Mice lacking pten in osteoblasts have improved intramembranous and late endochondral fracture healing

Abstract

The failure of an osseous fracture to heal (development of a non-union) is a common and debilitating clinical problem. Mice lacking the tumor suppressor Pten in osteoblasts have dramatic and progressive increases in bone volume and density throughout life. Since fracture healing is a recapitulation of bone development, we investigated the process of fracture healing in mice lacking Pten in osteoblasts (Ocn-cre(tg/+;)Pten(flox/flox) ). Mid-diaphyseal femoral fractures induced in wild-type and Ocn-cre(tg/+;)Pten(flox/flox) mice were studied via micro-computed tomography (µCT) scans, biomechanical testing, histological and histomorphometric analysis, and protein expression analysis. Ocn-cre(tg/+;)Pten(flox/flox) mice had significantly stiffer and stronger intact bones relative to controls in all cohorts. They also had significantly stiffer healing bones at day 28 post-fracture (PF) and significantly stronger healing bones at days 14, 21, and 28 PF. At day 7 PF, the proximal and distal ends of the Pten mutant calluses were more ossified. By day 28 PF, Pten mutants had larger and more mineralized calluses. Pten mutants had improved intramembranous bone formation during healing originating from the periosteum. They also had improved endochondral bone formation later in the healing process, after mature osteoblasts are present in the callus. Our results indicate that the inhibition of Pten can improve fracture healing and that the local or short-term use of commercially available Pten-inhibiting agents may have clinical application for enhancing fracture healing.

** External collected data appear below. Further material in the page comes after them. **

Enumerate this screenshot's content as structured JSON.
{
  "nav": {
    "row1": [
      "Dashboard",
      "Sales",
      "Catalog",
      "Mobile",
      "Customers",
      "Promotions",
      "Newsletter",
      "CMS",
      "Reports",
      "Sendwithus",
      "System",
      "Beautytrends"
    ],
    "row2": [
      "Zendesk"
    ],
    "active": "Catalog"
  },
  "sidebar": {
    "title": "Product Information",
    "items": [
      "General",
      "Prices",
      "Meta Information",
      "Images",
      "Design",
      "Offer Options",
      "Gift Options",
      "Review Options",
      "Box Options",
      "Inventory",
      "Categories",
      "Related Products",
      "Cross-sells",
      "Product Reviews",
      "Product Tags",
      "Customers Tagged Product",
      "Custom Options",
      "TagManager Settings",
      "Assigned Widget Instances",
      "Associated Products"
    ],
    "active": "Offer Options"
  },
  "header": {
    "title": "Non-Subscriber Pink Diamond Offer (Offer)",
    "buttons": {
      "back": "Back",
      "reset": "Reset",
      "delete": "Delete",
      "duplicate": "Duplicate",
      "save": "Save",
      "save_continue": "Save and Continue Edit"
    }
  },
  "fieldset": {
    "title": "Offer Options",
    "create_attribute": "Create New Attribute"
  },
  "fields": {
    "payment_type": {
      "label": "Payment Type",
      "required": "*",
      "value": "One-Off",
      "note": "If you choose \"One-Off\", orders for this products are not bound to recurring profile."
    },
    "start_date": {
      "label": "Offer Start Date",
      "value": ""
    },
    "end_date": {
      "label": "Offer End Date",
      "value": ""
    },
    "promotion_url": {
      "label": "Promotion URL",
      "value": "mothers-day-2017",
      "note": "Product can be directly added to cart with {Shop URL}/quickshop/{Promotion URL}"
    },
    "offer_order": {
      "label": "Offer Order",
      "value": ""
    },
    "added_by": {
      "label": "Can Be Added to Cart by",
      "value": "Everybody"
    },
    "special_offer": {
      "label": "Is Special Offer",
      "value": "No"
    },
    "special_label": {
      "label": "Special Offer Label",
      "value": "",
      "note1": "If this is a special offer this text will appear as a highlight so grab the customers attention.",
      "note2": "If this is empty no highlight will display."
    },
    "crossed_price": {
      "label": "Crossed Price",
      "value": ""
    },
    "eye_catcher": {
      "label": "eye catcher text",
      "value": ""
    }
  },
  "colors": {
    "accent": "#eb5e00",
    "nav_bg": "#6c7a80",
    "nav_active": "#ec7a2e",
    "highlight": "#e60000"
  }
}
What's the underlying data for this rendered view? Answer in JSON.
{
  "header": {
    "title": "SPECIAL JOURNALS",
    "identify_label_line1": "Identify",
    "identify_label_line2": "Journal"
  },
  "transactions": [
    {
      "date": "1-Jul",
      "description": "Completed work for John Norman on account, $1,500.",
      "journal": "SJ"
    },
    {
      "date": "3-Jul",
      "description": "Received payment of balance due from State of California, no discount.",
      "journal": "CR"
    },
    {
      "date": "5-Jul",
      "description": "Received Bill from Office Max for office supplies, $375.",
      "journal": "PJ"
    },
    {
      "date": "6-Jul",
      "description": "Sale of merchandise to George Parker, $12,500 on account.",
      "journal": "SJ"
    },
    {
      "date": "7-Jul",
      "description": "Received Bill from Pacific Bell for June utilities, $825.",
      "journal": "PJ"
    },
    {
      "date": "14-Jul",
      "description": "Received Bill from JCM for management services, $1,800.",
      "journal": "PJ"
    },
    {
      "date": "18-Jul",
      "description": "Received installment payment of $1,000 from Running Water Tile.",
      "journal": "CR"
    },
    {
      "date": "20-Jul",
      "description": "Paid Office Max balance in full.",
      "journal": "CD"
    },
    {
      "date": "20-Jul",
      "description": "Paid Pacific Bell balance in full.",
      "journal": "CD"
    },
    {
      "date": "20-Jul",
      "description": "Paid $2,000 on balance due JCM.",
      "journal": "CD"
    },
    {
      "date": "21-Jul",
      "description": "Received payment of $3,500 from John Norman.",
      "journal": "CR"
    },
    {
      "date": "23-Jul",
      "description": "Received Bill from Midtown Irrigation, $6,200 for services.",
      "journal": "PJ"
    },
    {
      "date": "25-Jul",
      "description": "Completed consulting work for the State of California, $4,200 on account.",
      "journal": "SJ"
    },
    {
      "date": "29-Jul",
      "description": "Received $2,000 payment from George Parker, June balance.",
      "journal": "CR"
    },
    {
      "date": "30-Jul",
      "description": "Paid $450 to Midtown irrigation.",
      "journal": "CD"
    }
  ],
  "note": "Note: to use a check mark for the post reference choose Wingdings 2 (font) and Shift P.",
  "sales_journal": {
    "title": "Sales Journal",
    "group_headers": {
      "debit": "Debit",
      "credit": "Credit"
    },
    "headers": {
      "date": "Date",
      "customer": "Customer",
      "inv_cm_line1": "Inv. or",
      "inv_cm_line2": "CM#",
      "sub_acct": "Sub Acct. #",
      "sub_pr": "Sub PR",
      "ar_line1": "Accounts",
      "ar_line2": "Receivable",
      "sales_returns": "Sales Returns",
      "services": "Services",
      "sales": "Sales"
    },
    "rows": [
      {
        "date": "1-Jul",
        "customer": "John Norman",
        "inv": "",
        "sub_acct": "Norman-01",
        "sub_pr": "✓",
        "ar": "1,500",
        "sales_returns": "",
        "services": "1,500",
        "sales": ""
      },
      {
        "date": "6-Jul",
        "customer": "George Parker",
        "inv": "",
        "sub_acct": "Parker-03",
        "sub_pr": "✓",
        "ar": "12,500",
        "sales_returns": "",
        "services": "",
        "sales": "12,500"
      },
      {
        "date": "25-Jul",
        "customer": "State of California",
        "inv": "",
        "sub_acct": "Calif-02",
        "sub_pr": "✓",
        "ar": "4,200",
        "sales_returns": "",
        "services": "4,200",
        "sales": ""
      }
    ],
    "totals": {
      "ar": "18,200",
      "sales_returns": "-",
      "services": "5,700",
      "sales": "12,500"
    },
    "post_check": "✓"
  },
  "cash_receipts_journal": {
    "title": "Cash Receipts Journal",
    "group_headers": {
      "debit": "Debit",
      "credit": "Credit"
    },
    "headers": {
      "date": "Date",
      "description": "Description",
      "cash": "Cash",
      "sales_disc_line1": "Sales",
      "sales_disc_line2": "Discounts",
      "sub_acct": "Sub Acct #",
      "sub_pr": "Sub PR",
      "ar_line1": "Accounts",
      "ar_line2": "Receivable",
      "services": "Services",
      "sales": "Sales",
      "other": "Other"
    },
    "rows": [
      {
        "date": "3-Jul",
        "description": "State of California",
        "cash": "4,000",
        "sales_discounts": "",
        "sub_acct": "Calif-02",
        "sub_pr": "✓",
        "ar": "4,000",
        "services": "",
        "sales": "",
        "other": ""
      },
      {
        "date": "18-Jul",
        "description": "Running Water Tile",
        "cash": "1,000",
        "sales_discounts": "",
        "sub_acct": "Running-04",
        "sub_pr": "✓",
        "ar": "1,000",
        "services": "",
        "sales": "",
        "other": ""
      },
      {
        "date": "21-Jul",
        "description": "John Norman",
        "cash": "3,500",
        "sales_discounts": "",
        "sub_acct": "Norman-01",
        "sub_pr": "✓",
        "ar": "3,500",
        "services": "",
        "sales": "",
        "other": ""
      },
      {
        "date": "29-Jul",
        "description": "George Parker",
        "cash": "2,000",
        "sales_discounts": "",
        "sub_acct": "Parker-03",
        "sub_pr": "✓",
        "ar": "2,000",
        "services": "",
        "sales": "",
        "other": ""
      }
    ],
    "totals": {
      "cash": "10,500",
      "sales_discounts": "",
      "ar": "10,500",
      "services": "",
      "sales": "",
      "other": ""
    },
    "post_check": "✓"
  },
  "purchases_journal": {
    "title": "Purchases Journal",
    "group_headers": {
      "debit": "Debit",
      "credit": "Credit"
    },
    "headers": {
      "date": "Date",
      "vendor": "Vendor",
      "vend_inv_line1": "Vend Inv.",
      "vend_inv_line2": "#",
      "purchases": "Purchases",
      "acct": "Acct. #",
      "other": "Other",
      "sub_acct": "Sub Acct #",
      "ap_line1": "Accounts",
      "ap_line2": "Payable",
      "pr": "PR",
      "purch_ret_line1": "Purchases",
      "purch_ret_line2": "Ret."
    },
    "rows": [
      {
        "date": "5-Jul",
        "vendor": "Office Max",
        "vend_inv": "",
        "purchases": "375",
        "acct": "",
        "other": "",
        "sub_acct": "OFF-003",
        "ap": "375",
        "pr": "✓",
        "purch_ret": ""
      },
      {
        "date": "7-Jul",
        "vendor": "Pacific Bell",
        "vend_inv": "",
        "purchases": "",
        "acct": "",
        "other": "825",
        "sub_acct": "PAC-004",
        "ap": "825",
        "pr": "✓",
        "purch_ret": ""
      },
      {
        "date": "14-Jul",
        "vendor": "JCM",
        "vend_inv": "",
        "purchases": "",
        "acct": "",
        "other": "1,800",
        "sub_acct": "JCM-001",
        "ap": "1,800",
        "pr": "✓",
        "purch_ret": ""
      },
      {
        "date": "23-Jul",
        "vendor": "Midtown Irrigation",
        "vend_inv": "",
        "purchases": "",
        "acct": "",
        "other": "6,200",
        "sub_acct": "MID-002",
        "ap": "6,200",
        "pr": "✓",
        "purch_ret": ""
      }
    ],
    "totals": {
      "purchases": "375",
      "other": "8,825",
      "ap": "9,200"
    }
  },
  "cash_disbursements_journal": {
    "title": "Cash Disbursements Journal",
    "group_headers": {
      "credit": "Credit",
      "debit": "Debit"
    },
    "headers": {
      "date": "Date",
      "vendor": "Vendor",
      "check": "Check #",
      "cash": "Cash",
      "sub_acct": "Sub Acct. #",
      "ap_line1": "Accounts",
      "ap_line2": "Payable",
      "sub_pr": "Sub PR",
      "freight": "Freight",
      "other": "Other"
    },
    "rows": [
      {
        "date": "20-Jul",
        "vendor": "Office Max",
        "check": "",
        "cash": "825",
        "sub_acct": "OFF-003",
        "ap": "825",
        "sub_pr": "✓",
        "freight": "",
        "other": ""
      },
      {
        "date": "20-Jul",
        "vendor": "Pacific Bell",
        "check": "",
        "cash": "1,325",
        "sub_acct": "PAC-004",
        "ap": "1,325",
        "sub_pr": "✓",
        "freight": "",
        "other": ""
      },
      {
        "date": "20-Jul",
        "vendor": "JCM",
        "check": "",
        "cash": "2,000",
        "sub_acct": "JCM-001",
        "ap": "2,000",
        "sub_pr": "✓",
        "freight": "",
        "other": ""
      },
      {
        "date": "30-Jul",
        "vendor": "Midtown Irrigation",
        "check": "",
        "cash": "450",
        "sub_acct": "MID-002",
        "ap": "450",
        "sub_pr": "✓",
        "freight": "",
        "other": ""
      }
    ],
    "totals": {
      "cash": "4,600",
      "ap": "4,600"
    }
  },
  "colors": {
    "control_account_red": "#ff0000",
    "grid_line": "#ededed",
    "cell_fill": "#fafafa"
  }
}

Figure 1. Fracture femoral (A) stiffness and (B) maximum strength.

Pten mutants had significantly higher stiffness at 28 d PF and maximum strength at 14, 21, and 28 d PF in fractured femurs. The stiffness and strength increased for both the wild-type and mutant groups during the healing process. (*p<0.05, **p<0.01, and ***p<0.001 WT to Mut at the time point.).

Figure 2. Representative longitudinal µCT sections of the fracture.

The Pten mutants had more bone formation at the proximal and distal ends of the fracture callus at each time point.

Figure 3. Representative µCT cross sections of bone formation from the periosteum.

Sections were taken an average of 2.7 mm away from the fracture. A black line was drawn around the existing bone to indicate the transition between it and newly formed bone. The Pten mutants had more ossification, especially around the existing bone, at each time point.

Figure 4. BV/TV µCT callus analysis: (A) BV/TV in proximal and distal callus ends, (B) BV/TV in center of callus.

Pten mutants had higher BV/TV at each time point in ends and center. (*p<0.05 WT to Mut at the time point.).

Figure 5. µCT callus analysis: (A) callus mineral content, (B) callus volume, (C) callus mineral density.

Pten mutants had more callus mineral content, volume and density at each time point. (*p<0.05 WT to Mut at the time point.).

Figure 6. p-Akt and Pten protein expression during healing.

Pten mutants had increased p-Akt expression at days 21 and 28 PF.

Figure 7. H&E of fracture calluses at day 14 PF.

(A) 4× magnification of wild-type callus; (B) 10× magnification of the box from (A); (C) 4× magnification of Pten mutant callus; and (D) 10× magnification of box from (C). Woven bone was spread throughout the callus and was surrounded hypertrophic chondrocytes in both cases.

Figure 8. TRAP stain of fracture calluses at day 14 PF.

(A) 10× magnification of wild-type callus; (B) 20× magnification of box from (A); (C) 10× magnification of Pten mutant callus; (D) 20× magnification of box from (C). TRAP staining was more intense in the mutant group.